Apurado a votação de cada partido ou coligação, o TRE a divide pelo quociente eleitoral. Se, no exemplo paulista, a legenda e todos os candidatos de um partido ou coligação receberam um total de 446.034 votos, esse total foi dividido pelo quociente de 223.017. O resultado determinou o número de cadeiras conquistadas: duas.

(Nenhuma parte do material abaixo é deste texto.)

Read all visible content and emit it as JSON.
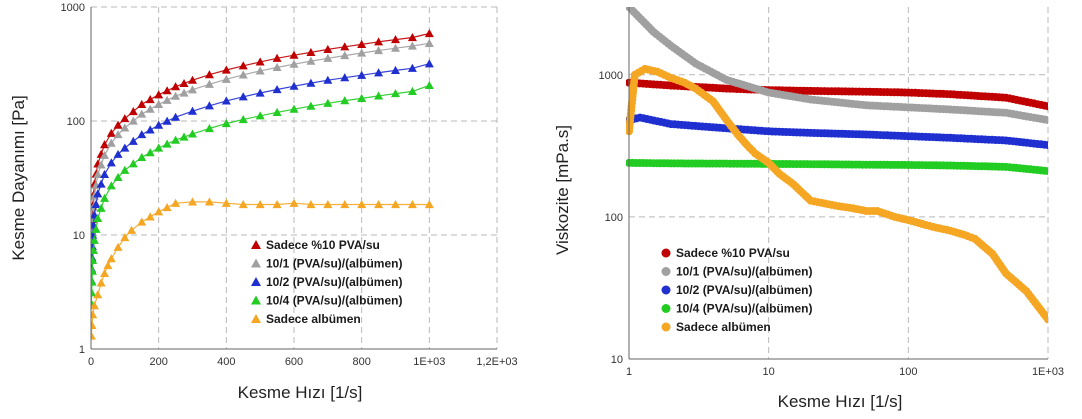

O quociente é a prova de que, ao contrário do que se diz erradamente, o sistema eleitoral atual não põe a ênfase no candidato e sim no partido. Não importa, portanto, que todos os candidatos de um partido tenham recebido votação inferior ao quociente eleitoral. Importa que o total de votos da agremiação seja superior ao quociente. Se o total for inferior, o partido não elegerá ninguém – eis aí o corte da cláusula de barreira. Em contrapartida, um candidato que tem muitos votos ajuda a eleger os de baixo. Dos 513 deputados eleitos no ano passado, apenas 28 atingiram o quociente eleitoral. Os demais foram eleitos pelo voto dado ao conjunto dos candidatos daquele partido. No Ceará, por exemplo, dos 22 eleitos, apenas Inácio Arruda, do PCdoB, suplantou, com 124 mil votos, o quociente de 120 mil sufrágios.
Impostura número 8:
As coligações devem ser proibidas, já que os partidos devem ter desempenho eleitoral próprio
Introduzidas em 1950, as coligações são outra tradição brasileira que a reforma antidemocrática quer revogar. O governo do presidente Fernando Henrique Cardoso pretende impedir duas ou mais organizações de fazerem a coligação e se apresentarem una perante a regra eleitoral. Como vimos, o sistema eleitoral brasileiro privilegia os partidos (ou as coligações) e não os candidatos, embora o voto seja marcadamente individualizado e personalizado. No figurino do governo, no entanto, a união é inaceitável. Empresas de aviação, bancos, jornais, todos podem fazer acordos operacionais para atuar no mercado econômico, mas dois pequenos partidos seriam proibidos de juntar suas carências para competir no milionário mercado de voto.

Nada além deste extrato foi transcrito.